Delicate and delicious, Irish Alt-folk artist The Butterfly Graveyard is located somewhere between The Blue Nile and the deep blue sea. He makes a fragile music, soft as a butterfly’s wing but sometimes rough and uneven like the underbelly of a leaf, translucent when held up under the light.
‘Bethesda Row’ is a little row of houses, on a little street that breaks onto a bigger street in the city where I live. In fact, I walked past Bethesda Row every morning for years on my way to work. I passed the same faces at the same time every single morning and of course, she was there among them. She walked down Bethesda Row, not so much like Monica Bellucci in Malena but more like Audrey Tautou in Amelie. Almost unaware of her beauty, wearing it lightly like a summer dress.

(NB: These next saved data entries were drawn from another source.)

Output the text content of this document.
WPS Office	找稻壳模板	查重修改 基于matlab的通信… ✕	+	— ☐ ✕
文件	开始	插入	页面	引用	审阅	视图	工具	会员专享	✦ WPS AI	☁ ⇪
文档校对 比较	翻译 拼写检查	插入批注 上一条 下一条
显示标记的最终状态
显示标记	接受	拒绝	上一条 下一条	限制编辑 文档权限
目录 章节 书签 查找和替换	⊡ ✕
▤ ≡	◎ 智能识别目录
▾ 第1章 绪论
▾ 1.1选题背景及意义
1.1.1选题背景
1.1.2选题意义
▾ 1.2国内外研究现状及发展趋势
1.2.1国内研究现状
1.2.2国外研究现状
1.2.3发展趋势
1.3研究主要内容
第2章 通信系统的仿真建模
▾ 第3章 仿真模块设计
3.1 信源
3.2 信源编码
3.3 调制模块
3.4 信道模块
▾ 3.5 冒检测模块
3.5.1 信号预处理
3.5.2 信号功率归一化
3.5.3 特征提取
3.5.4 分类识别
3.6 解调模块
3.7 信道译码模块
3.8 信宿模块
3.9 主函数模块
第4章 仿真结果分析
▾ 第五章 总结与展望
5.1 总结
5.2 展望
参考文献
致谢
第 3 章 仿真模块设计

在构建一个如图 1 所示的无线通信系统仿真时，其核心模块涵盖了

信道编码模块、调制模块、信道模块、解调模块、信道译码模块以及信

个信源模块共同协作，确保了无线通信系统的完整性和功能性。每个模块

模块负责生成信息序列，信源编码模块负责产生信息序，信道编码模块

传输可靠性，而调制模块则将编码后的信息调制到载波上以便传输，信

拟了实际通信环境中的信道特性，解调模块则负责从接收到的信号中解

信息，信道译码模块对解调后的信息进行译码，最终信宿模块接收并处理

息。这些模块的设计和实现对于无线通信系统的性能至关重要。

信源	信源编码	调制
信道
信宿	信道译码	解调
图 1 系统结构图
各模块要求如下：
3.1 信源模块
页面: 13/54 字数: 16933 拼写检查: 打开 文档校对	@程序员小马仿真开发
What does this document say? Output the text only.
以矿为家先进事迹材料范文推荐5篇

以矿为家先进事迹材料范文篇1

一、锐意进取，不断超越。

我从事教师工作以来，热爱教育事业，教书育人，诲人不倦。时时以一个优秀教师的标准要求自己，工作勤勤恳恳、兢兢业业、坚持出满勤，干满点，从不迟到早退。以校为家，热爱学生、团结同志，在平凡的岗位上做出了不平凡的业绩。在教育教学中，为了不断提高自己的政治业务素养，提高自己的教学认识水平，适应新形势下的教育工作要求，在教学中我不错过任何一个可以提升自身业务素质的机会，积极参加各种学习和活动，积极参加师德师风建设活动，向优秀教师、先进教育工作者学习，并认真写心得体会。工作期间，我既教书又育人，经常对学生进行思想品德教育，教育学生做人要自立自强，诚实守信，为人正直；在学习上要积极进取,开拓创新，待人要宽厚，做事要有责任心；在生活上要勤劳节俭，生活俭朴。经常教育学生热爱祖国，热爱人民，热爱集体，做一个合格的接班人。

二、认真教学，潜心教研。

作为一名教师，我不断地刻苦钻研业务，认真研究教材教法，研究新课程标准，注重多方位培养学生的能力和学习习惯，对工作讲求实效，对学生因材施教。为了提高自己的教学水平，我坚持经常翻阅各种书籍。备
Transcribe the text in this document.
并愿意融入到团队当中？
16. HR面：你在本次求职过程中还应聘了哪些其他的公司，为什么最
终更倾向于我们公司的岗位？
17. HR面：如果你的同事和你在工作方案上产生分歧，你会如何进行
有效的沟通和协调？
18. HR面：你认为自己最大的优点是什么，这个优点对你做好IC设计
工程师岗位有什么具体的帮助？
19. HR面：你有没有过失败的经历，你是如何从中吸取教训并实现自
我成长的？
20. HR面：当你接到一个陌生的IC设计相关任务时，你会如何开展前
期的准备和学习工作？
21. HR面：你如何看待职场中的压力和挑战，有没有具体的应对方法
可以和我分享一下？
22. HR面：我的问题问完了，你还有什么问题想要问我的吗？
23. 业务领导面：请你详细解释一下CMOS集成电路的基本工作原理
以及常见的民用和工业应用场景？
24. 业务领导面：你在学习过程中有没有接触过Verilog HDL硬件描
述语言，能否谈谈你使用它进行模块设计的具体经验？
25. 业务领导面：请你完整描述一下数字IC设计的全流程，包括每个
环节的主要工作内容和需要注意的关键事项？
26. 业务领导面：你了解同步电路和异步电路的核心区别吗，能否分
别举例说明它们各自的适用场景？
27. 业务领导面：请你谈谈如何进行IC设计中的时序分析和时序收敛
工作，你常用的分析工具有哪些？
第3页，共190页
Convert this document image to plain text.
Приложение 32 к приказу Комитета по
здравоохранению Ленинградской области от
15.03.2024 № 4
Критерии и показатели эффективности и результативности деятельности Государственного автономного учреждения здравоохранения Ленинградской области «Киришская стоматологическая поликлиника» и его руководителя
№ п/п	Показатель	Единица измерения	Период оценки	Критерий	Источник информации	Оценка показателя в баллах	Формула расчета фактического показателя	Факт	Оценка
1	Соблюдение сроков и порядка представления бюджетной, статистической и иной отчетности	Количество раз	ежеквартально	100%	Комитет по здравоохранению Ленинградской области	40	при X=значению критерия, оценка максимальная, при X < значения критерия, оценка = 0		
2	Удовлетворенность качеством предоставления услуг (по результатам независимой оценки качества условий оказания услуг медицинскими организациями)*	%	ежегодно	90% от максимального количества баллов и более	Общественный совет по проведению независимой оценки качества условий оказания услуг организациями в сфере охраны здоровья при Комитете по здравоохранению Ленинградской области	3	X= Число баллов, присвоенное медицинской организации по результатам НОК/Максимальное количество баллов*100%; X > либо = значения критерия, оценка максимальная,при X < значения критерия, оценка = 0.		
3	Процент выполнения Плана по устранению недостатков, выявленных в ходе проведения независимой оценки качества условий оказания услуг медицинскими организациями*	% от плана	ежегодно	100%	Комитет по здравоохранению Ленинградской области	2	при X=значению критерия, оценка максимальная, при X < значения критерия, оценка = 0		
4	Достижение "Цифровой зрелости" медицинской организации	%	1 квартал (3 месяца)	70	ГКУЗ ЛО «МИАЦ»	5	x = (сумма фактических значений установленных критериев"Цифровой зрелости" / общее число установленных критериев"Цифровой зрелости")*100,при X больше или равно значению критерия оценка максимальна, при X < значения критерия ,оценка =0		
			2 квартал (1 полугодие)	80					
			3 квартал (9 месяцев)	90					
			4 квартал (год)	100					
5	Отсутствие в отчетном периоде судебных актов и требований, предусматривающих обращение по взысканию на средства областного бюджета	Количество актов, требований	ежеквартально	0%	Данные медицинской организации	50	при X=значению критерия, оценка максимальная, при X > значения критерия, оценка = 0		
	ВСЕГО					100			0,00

Then of course one morning she was gone, and the next morning and the next. I never saw her again. I often wondered what happened to her and where did she go. A new job, and maybe a new city I presume. There was nothing left to do but write a song about her. Ladies and gentlemen I give you ‘Bethesda Row’.
Lyrically driven, words are important as they spiral among sprinklings of Lanois and suggestions of Eno. Some who listen may hear echoes of other wayfarers who trod this path before such as Nick Cave, Nick Drake, and David Sylvian.